A alavancagem amplia os ganhos e as perdas, afirmou Michael Oliver Weinberg, investidor de fundos de hedge e consultor especial do Fundo Patrimonial da Universidade de Ciências de Tóquio.
"Se muitos dos grandes fundos multiestratégia tiverem a mesma operação em termos de volume, um desmonte significaria que todos sairiam correndo ao mesmo tempo, com poucos dispostos a assumir o lado oposto da operação. Isso pode causar grandes oscilações no mercado", disse ele.
Na última década, as estratégias alavancadas tornaram-se comuns entre os fundos, crescendo a um ritmo muito mais acelerado em comparação com o restante do setor de gestão de ativos. Durante anos, os fundos globais multiestratégia mais proeminentes, também conhecidos como "pod shops", tomaram empréstimos para assumir riscos maiores nos mercados, potencializando seus retornos com essas apostas.

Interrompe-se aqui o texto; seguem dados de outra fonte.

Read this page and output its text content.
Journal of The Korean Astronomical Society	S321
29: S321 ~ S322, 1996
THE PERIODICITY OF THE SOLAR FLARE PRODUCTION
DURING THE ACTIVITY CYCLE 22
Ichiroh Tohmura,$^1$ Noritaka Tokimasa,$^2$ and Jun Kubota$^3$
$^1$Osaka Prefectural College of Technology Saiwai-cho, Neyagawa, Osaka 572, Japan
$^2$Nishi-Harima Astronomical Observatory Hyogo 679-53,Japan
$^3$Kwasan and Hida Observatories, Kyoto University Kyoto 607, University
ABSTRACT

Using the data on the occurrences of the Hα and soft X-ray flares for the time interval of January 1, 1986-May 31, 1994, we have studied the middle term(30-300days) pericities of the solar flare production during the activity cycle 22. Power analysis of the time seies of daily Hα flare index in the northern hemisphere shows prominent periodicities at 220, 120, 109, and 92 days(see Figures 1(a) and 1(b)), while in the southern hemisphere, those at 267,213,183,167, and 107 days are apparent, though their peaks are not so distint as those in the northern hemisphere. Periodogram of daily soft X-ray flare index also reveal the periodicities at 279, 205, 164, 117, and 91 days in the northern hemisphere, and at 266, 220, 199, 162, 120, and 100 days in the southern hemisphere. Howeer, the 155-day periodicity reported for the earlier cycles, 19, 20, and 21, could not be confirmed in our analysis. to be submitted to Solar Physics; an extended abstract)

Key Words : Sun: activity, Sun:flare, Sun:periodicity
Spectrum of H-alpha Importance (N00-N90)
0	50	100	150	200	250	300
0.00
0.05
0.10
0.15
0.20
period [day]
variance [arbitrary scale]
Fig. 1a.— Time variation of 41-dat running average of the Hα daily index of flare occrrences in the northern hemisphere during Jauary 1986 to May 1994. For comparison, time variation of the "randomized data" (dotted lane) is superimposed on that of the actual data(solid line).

Segundo dados da Goldman Sachs, que compilam informações com base nas posições dos clientes em seus livros, os fundos multiestratégia representam aproximadamente um terço do valor bruto de mercado administrado por fundos de hedge em ações, passando de US$ 91 bilhões em ativos sob gestão em 2010 para cerca de US$ 428 bilhões em 2025.
Embora esses fundos multiestratégia representem 10% do setor como um todo, eles negociam tanto ações americanas quanto os fundos de seleção de ações, fundos focados em eventos e fundos quantitativos. Isso se deve ao seu tamanho e aos seus níveis de alavancagem "consideravelmente mais altos", afirmou a unidade de corretagem prime da Goldman Sachs em um comunicado separado.
Ainda assim, alguns banqueiros e especialistas do setor não estão muito preocupados com os níveis atuais de alavancagem, salientando que as apostas financiadas por dívida têm, em grande parte, dado resultado até agora. De acordo com o Morgan Stanley, os fundos de hedge globais renderam, em média, pouco mais de 11% este ano até o final de novembro.
Especialistas também destacaram que os principais fundos de hedge multiestratégia geralmente possuem processos rigorosos de gestão de risco que os ajudam a navegar com eficácia em períodos de turbulência no mercado.
"O importante a ter em mente sobre alavancagem... é que, à medida que o setor evoluiu, os clientes se tornaram mais eficientes no monitoramento e na proteção contra certos riscos, além de terceirizar sua liquidez", disse Schlegel.